A simple urine test for human papillomavirus (HPV) could offer a more acceptable, non-invasive alternative to the conventional cervical test and improve screening uptake,according to a study in the British medical journal the bmj.com.
Human papillomavirus (HPV) is one of the most common sexually transmitted infections.
Up to 80% of sexually active women are infected at some point in their lives and infection with specific “high risk” strains of HPV has an established link to cervical cancer.
Current screening by smear test is invasive and time-consuming. In recent years, cervical screening in the UK has fallen below 80%, particularly among women aged 25-30.
In Australia, recent research found the introduction of the Australian-developed HPV vaccine saw a sharp drop in pap smears among young Australian women who receive the vaccination.
A team of researchers based in London and Spain analysed the results of 14 studies involving 1,443 women to determine the accuracy of testing on urine samples compared with cervical samples obtained by a doctor.
Urine HPV testing had an overall sensitivity of 87%, the proportion of positives correctly identified.

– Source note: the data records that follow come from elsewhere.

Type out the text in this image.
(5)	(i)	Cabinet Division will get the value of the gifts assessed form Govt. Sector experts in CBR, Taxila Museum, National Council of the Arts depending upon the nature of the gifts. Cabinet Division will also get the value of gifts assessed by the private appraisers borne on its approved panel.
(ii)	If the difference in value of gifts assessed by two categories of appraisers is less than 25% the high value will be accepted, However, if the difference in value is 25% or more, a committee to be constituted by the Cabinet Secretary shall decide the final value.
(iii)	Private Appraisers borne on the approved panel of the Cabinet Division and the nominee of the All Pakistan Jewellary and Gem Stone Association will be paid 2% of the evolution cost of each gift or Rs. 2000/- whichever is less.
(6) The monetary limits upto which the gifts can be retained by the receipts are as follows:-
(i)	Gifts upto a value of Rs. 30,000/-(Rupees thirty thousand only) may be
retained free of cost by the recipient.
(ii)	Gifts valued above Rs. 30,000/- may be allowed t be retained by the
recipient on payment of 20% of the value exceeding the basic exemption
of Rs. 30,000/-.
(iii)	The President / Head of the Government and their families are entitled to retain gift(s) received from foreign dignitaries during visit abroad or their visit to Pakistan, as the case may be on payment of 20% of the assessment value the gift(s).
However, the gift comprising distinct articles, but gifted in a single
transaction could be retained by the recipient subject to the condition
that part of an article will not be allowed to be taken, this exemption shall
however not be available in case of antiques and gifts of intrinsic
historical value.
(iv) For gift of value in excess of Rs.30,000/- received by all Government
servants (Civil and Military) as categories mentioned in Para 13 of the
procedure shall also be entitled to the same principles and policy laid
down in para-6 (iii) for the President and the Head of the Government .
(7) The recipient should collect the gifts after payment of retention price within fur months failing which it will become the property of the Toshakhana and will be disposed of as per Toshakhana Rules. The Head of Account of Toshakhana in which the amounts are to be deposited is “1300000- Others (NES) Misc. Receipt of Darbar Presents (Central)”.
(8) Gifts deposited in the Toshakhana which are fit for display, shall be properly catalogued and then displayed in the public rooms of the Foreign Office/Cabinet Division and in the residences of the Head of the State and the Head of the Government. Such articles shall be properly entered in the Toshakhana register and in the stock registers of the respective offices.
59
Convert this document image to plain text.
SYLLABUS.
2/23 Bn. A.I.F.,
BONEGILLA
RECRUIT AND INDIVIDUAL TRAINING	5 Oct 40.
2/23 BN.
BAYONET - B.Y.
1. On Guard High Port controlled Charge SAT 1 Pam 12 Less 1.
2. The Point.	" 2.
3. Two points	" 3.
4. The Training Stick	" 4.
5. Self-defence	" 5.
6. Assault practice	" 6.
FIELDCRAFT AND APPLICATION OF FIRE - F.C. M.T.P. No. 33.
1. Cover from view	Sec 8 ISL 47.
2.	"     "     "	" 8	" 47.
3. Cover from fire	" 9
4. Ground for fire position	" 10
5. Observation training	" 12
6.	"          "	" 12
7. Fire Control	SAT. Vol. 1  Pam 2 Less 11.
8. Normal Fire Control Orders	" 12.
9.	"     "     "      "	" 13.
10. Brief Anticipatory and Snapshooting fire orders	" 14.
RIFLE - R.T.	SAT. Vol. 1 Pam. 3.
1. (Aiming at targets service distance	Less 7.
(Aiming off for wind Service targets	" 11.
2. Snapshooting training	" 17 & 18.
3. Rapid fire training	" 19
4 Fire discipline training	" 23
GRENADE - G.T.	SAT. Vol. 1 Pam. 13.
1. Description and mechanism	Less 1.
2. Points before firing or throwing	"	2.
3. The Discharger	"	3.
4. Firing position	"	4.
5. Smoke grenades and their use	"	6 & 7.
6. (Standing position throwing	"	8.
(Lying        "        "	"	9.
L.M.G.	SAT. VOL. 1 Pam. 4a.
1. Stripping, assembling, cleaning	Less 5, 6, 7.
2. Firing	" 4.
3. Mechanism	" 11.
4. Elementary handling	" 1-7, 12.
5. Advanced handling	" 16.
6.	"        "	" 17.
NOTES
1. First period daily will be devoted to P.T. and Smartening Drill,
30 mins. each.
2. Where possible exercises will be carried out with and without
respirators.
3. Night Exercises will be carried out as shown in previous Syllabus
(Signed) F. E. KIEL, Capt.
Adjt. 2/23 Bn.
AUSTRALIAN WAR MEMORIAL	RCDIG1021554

“The detection of HPV in urine is non-invasive, easily accessible, and acceptable to women, and a test with these qualities could considerably increase uptake,” say the authors.
The researchers call for further studies.
In an accompanying editorial, researchers at the University of Manchester say urine testing for HPV is a promising screening option which deserves further evaluation.
In well resourced health systems, they suggest self sampling “could be used for women who are reluctant to attend for regular cervical screening”.